Now that we’re doing elective surgeries and the first three months of strict shelter-at-home orders, the ICU is busier than ever. Way too many cases of pancreatitis from months of heavy drinking, severe heart failure from heart attacks overlooked when people were too scared to go to the hospital. Kidney, liver, and heart transplants. Drug overdoses, and cardiac arrests–sometimes it seems like 5 homeless or near-homeless people found down and resuscitated every day. Their u-tox reports telling the story of despair and mental illness and drug addiction that plague our cities: meth, opiates, sky-high alcohol levels.
I spend my days off thinking about these patients. That first CT scan showed a lack of grey/white matter differentiation, a very poor prognosis and likely anoxic brain injury for our Joe Doe cardiac arrest patient. What had happened to him? Did they find out his name? Did the police have to come fingerprint him? And what about the woman whose chest we opened at the bedside? We all watched as the cardio-thoracic surgeon retracted the ribs, suctioning out & washing away blood and clots from around the heart. Then he searched for whatever might be bleeding, suturing tiny blood vessels and covering with small pieces of dissolvable clotting material.
07/03/2020
My life largely revolves around my work. I go to work; I work; I think about work; I talk to others about my work. One of my roommates is a fellow ICU nurse and the other is an EMT. My best friends are nurses. I talk often in therapy about situations I encounter at work.

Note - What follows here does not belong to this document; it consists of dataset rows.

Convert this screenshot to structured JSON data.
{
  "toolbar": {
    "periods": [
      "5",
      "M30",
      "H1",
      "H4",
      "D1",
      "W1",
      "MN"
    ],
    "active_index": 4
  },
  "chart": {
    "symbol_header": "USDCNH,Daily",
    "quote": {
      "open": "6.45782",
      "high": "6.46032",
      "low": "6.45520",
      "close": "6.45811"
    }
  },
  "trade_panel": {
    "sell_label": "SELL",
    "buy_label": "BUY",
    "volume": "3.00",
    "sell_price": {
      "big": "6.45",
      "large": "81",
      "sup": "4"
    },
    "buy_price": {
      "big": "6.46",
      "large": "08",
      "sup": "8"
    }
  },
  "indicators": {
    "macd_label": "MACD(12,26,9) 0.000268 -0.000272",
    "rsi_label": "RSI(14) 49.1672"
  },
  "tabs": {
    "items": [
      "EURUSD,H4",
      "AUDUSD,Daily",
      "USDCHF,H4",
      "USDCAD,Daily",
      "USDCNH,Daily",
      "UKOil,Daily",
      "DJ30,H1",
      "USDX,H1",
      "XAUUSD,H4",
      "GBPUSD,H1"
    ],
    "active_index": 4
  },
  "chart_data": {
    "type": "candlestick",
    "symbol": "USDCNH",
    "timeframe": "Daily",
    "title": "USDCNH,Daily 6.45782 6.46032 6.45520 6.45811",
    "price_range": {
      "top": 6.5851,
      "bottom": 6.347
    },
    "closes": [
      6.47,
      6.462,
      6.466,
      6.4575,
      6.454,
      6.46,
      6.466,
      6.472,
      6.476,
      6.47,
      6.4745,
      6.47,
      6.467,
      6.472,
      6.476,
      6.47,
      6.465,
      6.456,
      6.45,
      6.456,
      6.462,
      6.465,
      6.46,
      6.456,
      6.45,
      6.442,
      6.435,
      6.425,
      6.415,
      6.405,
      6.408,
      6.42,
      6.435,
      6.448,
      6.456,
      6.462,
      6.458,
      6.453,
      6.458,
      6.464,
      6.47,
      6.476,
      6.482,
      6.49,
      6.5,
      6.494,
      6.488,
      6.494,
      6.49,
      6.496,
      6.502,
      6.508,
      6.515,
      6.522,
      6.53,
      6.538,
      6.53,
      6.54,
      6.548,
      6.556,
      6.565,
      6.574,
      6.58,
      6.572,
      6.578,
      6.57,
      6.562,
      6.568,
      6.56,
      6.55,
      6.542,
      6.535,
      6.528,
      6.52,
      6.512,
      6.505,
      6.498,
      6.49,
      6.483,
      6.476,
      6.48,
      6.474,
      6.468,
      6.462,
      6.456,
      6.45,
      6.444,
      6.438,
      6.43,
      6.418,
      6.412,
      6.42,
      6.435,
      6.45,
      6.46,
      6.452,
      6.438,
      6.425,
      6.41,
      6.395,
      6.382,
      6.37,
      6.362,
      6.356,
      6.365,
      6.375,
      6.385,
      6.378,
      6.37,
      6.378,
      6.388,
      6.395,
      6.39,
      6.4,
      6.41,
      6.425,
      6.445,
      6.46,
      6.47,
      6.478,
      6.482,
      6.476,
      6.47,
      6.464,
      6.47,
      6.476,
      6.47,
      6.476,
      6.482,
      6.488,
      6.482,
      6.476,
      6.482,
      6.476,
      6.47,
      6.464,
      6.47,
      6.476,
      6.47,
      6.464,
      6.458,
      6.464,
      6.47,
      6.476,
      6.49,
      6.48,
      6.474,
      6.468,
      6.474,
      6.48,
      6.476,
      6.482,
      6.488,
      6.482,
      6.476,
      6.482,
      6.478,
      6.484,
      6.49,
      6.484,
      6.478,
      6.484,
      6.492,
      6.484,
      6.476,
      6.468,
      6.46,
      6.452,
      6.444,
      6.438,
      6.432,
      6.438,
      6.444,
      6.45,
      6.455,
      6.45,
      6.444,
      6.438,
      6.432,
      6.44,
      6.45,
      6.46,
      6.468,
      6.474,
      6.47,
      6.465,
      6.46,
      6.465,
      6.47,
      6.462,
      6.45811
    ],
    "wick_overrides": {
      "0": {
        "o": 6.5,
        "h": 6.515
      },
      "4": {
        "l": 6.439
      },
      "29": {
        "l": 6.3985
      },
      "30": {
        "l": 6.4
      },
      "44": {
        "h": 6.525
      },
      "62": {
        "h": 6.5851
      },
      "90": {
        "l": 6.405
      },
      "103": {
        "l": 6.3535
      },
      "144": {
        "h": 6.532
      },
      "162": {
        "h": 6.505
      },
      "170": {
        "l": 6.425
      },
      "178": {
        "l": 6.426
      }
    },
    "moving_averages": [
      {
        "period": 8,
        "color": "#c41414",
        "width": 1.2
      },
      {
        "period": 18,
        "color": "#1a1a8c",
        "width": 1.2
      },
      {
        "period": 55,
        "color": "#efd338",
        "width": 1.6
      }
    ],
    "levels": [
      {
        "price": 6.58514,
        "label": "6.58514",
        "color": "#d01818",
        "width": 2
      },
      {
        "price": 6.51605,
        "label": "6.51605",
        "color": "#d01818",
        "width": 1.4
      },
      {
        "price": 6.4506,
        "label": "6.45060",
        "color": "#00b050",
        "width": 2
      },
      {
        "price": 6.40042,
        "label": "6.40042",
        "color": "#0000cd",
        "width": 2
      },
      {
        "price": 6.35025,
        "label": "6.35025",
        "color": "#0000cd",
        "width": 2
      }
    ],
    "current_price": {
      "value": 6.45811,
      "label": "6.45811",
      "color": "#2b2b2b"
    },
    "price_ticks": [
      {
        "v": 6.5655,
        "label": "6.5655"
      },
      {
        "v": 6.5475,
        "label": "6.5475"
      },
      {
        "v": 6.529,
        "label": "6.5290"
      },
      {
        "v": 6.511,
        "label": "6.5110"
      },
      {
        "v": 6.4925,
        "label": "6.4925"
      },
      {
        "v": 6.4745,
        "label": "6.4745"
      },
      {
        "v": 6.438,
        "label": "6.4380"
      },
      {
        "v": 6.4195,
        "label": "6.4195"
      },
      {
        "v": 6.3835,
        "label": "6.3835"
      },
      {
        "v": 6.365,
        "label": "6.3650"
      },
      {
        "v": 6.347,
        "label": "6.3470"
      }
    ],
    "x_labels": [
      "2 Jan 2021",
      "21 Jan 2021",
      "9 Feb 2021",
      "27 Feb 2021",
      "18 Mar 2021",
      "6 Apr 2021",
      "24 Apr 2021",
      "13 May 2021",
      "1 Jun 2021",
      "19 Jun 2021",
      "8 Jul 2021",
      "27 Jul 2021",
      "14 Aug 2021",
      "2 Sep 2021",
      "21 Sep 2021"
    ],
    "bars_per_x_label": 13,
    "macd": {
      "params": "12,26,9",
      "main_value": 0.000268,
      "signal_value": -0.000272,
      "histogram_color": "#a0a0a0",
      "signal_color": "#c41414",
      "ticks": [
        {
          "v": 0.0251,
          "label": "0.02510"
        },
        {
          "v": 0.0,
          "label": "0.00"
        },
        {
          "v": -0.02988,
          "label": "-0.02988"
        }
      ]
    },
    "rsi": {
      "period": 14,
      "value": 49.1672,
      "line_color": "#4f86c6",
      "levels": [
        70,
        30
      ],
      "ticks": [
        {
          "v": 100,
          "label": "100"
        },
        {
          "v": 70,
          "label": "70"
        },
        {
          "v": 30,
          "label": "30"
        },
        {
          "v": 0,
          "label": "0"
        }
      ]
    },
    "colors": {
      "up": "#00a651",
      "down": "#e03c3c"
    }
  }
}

My point is: I know medicine.
And I am once again flabbergasted by reports about police practices for “suspect” control that is dangerous, unnecessary, and I’m sure used most often against black men. Police are enlisting the help of EMS to inject those in their custody with Ketamine under the guise that they are suffering from a condition called “excited delirium.”
https://www.nbcnews.com/news/us-news/elijah-mcclain-was-injected-ketamine-while-handcuffed-some-medical-experts-n1232697
I regularly use Ketamine in the ICU and have assisted in procedures in the ED (emergency department) with it. I know why it’s used, it’s effects/side effects and most importantly the adverse effects that can occur with use.